The company continues to innovate and expand its product portfolio. New introductions include a Professional Fevikwik Range, featuring variants like 'Extra Fast', 'Extra Strong', and 'Extra Thick', designed to cater to diverse professional user applications. In the construction chemicals segment, Pidilite launched 'NioPro by Roff', a premium tile adhesive range with Techno Adapt technology, leveraging Grupo Puma's expertise. Digital marketing initiatives also saw significant traction, with the Fevikwik AI innovation campaign garnering millions of views and substantial user engagement across Meta and YouTube.
Pidilite is also making strategic investments to capture growth in the broader construction sector through its Pidilite Professional Solutions, which includes building a full-fledged architect interior design program. The Jowat business, focusing on joinery and advanced packaging, continues to show clear traction, further diversifying the company's industrial offerings.

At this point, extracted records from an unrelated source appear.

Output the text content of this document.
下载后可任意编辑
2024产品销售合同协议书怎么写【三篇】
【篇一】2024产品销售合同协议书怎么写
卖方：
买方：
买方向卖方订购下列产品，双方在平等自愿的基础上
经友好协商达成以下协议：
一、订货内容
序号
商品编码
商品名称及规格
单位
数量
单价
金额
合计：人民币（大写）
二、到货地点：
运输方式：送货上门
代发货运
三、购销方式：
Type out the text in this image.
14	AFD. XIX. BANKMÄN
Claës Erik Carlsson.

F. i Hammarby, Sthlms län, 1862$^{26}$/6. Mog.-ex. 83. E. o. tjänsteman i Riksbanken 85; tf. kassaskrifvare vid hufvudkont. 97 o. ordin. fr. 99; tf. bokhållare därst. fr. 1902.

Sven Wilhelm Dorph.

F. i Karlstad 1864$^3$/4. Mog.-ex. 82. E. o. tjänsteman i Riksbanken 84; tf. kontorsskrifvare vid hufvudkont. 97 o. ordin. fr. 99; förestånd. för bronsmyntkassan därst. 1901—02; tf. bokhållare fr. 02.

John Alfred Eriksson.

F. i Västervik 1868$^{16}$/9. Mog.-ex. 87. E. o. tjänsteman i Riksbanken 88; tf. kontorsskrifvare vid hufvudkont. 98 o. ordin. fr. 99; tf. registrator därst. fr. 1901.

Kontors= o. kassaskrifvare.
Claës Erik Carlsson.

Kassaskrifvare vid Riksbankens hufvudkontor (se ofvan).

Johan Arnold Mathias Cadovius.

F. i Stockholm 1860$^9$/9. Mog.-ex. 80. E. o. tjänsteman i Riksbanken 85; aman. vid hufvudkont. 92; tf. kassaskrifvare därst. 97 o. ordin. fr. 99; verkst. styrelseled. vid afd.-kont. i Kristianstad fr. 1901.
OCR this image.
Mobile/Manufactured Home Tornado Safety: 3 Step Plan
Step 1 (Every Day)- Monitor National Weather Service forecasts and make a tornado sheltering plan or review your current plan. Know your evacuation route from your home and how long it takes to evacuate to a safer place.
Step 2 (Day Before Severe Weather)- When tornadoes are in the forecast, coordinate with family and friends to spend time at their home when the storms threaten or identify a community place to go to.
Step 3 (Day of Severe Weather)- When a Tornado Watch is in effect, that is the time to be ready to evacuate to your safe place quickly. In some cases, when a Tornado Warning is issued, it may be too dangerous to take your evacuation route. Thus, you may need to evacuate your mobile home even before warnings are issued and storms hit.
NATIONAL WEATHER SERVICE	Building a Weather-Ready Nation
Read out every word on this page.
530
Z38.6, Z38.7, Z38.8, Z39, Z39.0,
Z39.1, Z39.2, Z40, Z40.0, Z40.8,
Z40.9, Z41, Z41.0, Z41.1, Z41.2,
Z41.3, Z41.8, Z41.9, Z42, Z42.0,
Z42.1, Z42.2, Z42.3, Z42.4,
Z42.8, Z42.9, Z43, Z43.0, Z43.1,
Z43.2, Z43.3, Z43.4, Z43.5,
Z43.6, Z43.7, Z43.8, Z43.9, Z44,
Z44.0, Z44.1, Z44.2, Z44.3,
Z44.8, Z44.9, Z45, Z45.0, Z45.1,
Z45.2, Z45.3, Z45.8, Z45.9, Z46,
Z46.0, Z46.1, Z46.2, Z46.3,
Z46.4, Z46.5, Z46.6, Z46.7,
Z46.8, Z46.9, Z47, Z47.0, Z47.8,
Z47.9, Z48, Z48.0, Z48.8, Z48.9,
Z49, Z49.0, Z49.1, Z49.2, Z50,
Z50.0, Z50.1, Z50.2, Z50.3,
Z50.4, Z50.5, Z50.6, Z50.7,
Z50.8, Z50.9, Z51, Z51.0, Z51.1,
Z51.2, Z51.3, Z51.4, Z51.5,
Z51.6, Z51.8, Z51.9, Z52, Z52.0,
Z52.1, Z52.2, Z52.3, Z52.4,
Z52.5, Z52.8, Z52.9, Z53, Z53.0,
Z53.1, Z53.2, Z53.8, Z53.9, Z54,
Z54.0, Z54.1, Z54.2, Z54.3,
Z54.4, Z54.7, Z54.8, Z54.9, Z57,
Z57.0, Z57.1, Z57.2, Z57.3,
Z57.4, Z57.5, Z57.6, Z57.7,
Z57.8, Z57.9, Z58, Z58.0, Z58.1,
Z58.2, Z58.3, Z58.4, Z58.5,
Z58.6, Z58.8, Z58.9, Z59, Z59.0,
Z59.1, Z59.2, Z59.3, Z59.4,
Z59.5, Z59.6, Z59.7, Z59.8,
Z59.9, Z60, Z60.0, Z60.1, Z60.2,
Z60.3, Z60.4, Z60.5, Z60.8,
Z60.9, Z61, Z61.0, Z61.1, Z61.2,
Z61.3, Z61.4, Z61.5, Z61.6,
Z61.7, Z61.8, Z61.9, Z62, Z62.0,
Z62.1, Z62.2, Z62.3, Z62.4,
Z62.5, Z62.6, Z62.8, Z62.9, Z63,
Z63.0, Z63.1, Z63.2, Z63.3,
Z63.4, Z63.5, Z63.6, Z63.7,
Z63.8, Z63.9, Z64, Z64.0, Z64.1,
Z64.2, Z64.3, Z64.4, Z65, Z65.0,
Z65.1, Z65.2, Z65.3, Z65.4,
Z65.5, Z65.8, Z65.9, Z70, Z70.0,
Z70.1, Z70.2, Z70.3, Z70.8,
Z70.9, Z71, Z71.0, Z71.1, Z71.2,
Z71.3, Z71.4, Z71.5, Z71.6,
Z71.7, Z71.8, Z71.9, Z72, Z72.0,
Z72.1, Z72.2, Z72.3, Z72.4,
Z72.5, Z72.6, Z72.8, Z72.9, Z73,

Looking ahead, Pidilite remains optimistic about the domestic operating environment, anticipating improvements driven by favorable monsoons, the indirect cascading impact of GST 2.0, and accelerated growth in the construction sector fueled by benign interest rates and enhanced liquidity. The management reiterated its commitment to driving consistent, profitable, and volume-led growth through continued investment in brands, supply chain, and human capital. The company expects VAM prices to remain benign for the next 3 to 6 months and aims to maintain its EBITDA margins within the 20-24% corridor, potentially at the higher end if raw material prices remain favorable.
Pidilite's Q2 FY26 performance underscores its strategic clarity and disciplined execution. By effectively managing input costs, investing in innovation, and expanding market reach, the company is well-positioned to capitalize on India's growth trajectory, particularly in the construction and consumer segments.